Iago triumphs over Otello, reducing him to an abject emotional rag by playing on his fears that Desdemona loves another.

Othello's vacillating distrust extends quickly to Desdemona. He says "I think my wife be honest and think she is not," before moving back to Iago: "I think that thou art just and think thou art not. I’ll have some proof. Her name, that was as fresh/ As Dian’s visage, is now begrimed and black/ As mine own face." Not only Iago  fuels this uncertainty. Desdemona's middle-aged father also knows a thing or two about betrayal: "Keep an eye on her, Moor. She lied to me, and she may lie to you."


Humiliated, Otello must humiliate.

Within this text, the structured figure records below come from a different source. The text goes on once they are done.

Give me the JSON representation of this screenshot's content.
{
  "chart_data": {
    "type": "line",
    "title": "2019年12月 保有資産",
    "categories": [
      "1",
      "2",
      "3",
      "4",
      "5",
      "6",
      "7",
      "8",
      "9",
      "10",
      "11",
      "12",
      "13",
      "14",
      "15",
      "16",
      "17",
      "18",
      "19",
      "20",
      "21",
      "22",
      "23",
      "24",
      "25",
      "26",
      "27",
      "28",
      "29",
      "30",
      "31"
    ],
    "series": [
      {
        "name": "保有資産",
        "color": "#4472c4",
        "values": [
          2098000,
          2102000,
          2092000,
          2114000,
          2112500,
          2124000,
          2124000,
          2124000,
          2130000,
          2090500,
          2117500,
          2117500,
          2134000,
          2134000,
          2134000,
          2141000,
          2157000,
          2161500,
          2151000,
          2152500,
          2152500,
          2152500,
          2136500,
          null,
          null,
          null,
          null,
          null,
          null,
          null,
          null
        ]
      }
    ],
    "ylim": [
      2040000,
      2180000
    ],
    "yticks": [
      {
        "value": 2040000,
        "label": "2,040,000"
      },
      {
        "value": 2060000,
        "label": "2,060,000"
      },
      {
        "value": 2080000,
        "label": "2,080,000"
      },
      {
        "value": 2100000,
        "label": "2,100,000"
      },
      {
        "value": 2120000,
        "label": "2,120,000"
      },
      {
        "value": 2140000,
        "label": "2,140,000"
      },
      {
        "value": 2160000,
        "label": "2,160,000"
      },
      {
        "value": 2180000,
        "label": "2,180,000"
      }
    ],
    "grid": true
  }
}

He flings Desdemona to the ground in public. This meme of ritual humiliation of the woman has descended to modern films. Today, however, the humiliated woman is usually redeemed, having accepted her rightful place. Is this an improvement?


Othello has in the past been betrayed and hurt. His deep longing for domestic happiness--"But I do love thee!" militates against his fear of what has been and can be again: "And when I love thee not Chaos is come again." Love is as fragile and elusive as it is precious. Othello knows that without it life descends into a place of undifferentiated fear and uncertainty. Yet can he trust love?

In Verdi, unlike Shakespeare, Desdemona sings the Hail Mary and a long prayer as she awaits Otello. In the Shakespeare play, Othello asks Desdemona if she has said her prayers, not wanting to kill her if her sins are not cleared. This is a marked contrast to Hamlet's desire to kill Claudius in an unredeemed state. 


 The tragedy of the play is the tragedy of middle age: the years of living by his wits and alert to people's treachery, all no doubt valuable in making him a general, are now Othello's undoing: He cannot trust the trustworthy one. Life has been too hard for him. His fears overtake him. Othello is a mirror of Iago. Othello destroys love that is real because he can no longer, any more than Iago, believe it possible. 


Having killed Desdemona and realized he made a mistake, Otello kills himself.